According to a recent FBI FLASH report, threat actors are targeting end-of-life routers that no longer receive security patches and software updates, turning them into anonymous proxies that help criminals conceal their digital footprints.
Vulnerable Router Models Identified
The FBI specifically identified thirteen vulnerable router models, predominantly Linksys devices sold under the Cisco brand, that are being actively targeted:
.png
)
- Linksys E1200, E2500, E3200.
- Cisco Linksys E1000, E1500, E1550, E4200, WRT610N.
- Cradlepoint E300, E100.
- Cisco M10.
- Linksys WRT320N, WRT310N.
“Routers dated 2010 or earlier likely no longer receive software updates issued by the manufacturer and could be compromised by cyber actors exploiting known vulnerabilities,” the FBI warned in its advisory
The attacks utilize variants of TheMoon malware botnet, first discovered in 2014 and now experiencing a significant resurgence.

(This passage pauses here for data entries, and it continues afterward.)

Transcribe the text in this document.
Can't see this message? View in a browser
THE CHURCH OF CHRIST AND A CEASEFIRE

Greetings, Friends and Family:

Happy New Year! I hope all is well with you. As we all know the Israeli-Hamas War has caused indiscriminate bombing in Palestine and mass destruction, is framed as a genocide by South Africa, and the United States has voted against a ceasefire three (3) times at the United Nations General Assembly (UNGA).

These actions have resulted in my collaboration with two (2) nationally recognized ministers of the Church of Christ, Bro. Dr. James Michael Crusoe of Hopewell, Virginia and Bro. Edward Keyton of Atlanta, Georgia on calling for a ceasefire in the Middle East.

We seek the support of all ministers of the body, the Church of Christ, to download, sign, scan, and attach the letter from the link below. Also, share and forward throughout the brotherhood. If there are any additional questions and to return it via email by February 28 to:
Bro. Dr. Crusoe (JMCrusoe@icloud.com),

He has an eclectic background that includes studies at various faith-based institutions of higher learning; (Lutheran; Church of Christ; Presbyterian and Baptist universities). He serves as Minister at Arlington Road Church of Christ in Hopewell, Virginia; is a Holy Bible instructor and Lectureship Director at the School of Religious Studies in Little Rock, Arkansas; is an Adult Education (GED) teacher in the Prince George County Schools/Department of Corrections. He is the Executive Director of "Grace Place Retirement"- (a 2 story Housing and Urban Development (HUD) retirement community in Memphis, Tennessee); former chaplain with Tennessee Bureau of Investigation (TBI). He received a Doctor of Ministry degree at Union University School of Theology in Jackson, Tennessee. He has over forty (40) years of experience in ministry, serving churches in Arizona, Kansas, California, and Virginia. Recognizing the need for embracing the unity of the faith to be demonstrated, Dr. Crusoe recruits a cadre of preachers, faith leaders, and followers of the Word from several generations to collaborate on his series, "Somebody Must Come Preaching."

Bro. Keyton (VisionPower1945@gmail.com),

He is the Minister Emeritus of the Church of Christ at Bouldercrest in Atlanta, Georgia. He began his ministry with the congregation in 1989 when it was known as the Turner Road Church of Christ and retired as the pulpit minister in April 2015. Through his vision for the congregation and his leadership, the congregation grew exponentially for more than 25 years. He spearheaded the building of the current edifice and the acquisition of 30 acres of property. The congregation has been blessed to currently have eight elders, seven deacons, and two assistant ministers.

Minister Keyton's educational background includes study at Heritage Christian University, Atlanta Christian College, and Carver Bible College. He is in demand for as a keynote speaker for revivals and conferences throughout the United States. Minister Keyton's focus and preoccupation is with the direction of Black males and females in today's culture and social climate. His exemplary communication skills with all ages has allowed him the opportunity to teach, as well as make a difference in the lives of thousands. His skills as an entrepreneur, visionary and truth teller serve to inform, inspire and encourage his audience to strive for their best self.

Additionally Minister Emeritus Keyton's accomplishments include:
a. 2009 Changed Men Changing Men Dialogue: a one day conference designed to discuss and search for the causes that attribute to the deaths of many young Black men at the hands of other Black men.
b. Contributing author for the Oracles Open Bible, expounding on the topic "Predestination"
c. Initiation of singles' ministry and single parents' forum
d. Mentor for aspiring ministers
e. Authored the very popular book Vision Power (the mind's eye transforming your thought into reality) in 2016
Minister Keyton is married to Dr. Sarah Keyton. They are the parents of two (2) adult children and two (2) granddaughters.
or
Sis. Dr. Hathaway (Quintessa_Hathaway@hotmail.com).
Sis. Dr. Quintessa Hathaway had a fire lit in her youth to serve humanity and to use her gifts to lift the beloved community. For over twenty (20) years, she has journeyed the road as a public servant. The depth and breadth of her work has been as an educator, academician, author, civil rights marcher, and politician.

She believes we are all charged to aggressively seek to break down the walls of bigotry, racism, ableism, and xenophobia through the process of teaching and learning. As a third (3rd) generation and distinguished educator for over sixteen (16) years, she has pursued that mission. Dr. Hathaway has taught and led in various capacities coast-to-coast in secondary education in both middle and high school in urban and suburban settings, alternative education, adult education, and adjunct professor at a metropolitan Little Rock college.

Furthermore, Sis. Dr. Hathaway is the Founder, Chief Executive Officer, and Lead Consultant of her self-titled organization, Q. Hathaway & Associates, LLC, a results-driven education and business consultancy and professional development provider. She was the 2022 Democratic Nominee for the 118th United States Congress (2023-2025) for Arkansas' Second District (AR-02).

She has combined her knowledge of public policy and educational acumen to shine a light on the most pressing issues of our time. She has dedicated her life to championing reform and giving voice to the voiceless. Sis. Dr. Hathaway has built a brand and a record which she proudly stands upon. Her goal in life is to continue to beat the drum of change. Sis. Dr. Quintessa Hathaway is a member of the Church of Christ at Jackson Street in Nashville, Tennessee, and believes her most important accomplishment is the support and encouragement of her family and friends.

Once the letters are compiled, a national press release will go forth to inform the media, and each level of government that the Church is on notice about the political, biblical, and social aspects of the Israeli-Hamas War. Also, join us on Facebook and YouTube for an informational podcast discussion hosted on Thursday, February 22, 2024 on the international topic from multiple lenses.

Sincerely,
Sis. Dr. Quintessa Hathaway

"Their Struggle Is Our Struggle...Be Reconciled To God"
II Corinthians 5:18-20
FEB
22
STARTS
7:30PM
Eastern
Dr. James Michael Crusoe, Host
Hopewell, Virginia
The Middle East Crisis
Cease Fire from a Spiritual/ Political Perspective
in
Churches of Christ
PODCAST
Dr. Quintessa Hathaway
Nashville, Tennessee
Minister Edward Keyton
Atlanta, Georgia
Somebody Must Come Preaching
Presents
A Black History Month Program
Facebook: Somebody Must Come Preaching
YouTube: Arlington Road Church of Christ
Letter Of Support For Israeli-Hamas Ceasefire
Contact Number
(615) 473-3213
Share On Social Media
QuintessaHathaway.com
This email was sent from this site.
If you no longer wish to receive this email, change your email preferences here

This sophisticated malware doesn’t require a password to infect routers; instead, it scans for open ports, sends malicious commands, and awaits instructions from command-and-control servers operated by hackers.
Once installed, the malware deploys a payload named “.nttpd” which creates a PID file with a version number (currently 26).
It then establishes iptables rules to drop incoming TCP traffic on ports 8080 and 80 while allowing traffic from specific IP ranges-effectively securing the compromised device from external interference while maintaining attacker control.
The FBI has linked these compromised routers to services like Anyproxy and 5Socks, which were recently seized by authorities.
These services sold access to the hijacked devices as proxy networks that allowed criminals to mask their true IP addresses.
“When actors use a proxy service to visit a website to conduct criminal activity… the website does not register their real IP address and instead registers the proxy IP,” explained the FBI.
This anonymity enables various criminal activities, from cryptocurrency theft and fraud to accessing illegal services without being easily traced.
Malware operations such as IcedID and SolarMarker have been observed using these proxy botnets to obfuscate their malicious activities.
Technical Exploitation Methods
The technical exploitation begins when attackers leverage vulnerabilities in outdated firmware or brute-force weak credentials.
For example, the Seowon SLR-120 router vulnerability (CVE-2020-17456) allows unauthenticated remote code execution through simple POST requests to the router’s system_log.cgi endpoint.
Once compromised, the malware often uses code similar to:
These commands download and execute the malicious payload that establishes persistent control.
To defend against these attacks, the FBI recommends:
- Replace end-of-life routers immediately with newer, supported models.
- Apply all available firmware and security updates promptly.
- Disable remote administration through router settings.
- Implement strong, unique passwords (16-64 characters).
- Reboot routers regularly to flush temporary malware.
Signs of a compromised router may include overheating, unexpected setting changes, and intermittent connectivity issues.
As these attacks continue to escalate, the FBI emphasizes that proactive router replacement and security hygiene remain the most effective defenses against this growing threat.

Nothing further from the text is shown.